Pass 50, Collect £400k: Skelton on target for 100 winners by end September
It was a rare day as layers left Stratford smiling with not a single favourite scoring amidst a sequence of small fields that left backers scratching their heads in search of a winner.
Once again, champion Dan Skelton dominated proceedings with a winner, a head second and a third from 3 runners. The Championship leader has laid out his stall to beat Martin Pipe's record of winners trained in a season, and is already in a different county to his peer group, having earned £400,000 before the end of June from 50 winners, a remarkable 41% strike rate.
Riding honours however sat with Sam Twiston-Davies, who scored a double for father-son partnership Nigel & Willy with Bagheera Ginge and for Anthony Honeyball with Gore Point.
Bagheera Ginge is rapidly becoming a Stratford specialist, having won his maiden over the smaller obstacles here in 2022. This was a third victory at Luddington Road, following a comfortable 7l beating of Grillon de Monty here six weeks ago. Indeed, his only other chase win has been at Warwick, and he has yet to win outside the county.
Capitalizing on the small field for the 2m6f handicap chase, Sam T-D sent him out in front, he was briefly challenged by Nickelforce and She Is For Me Boys before shaking them off for a 9 1/2l success.
Anthony Honeyball wouldn't be among most people's list for a summer jumps candidate, and he has the luckless Ben Jones to thank for a fortuitous success in the Sun Racing Home of Racing novices Handicap chase, over a 3f shorter distance than the previous handicap. Jones, riding the Emma Lavelle-trained A Little Something, pecked at the last with the race in the bag, tipping jones out of the side door, for Twiston-Davies to pick up the pieces with Gore Point. Ouch.
Punters have latched on to Skelton-trained horses life a lifeline this past two months with good reason, and a majority of his runners have been sent off at short odds. In the Visit Racingtv Handicap Hurdle over the minimum trip, they sent off the Skelton runner at a generous 11/4 in favour of Juan Bermudez, a winner here a month ago, and the mount of Lily Pinchin.
Whilst there was only 1 1/2l between the first three at the line, top weight definitely anchored the favourite, and Skelton Jnr, with the advantage of the inner on Playful Fox made the best of his way home. The second, Reteti, was a shade unlucky, having been struck in the face at the last by Skelton's stick, and going down by just a half length; surely worth following next time off a similar weight.
Team Skelton had to play second fiddle to arch rivals the Bowens in the 2m 6f novices handicap hurdle. Sean Bowen had Slack Alice up at the head of affairs throughout, and was challenged by Harry Skelton on odds-on favourite Back To Cali at the last, but held on by a head. The second has some tidying up to do in the jumping department.

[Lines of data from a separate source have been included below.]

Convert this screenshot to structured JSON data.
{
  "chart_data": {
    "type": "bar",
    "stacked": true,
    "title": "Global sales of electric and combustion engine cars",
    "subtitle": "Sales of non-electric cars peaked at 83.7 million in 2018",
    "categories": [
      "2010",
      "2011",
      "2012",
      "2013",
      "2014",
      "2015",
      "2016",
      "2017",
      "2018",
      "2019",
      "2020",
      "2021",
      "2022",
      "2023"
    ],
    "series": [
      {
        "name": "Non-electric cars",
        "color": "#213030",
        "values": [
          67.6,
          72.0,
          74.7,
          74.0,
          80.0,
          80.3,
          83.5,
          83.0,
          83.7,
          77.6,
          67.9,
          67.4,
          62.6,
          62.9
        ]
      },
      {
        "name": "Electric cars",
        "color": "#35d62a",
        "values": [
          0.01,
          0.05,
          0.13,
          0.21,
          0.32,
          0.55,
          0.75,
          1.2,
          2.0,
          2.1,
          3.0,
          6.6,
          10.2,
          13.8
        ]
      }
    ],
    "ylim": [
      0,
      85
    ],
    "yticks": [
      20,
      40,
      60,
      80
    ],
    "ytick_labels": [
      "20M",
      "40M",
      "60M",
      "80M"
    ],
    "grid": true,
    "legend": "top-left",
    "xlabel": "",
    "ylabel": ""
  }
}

Ben Haslam is another trainer not best known for summer Jumps runners, but he'd made the longest journey down from Middleham so Wicksey's reeling in of the Skelton-trained High Aura in the juvenile hurdle wasn't the greatest surprise. Rider Richie McLernon is another whose rides are sparing during the summer and this was a fifth success since the counters went back to zero.
This racing TV sponsored card concluded with a mares handicap hurdle, which saw Theo Gillard and Donald McCain team up successfully with 22/1 outsider Roarin' Success, a neck ahead of the similarly priced Northern Rose. The stewards noted the stable's use of a tongue strap as they questioned the improvement in form, but there was no obvious plunge to watch here; it looked another case of a quirky result in a poor quality race, albeit 14 runners is a welcome novelty in this dry spell.
And we get to do it all over again tomorrow evening, the first at 1818!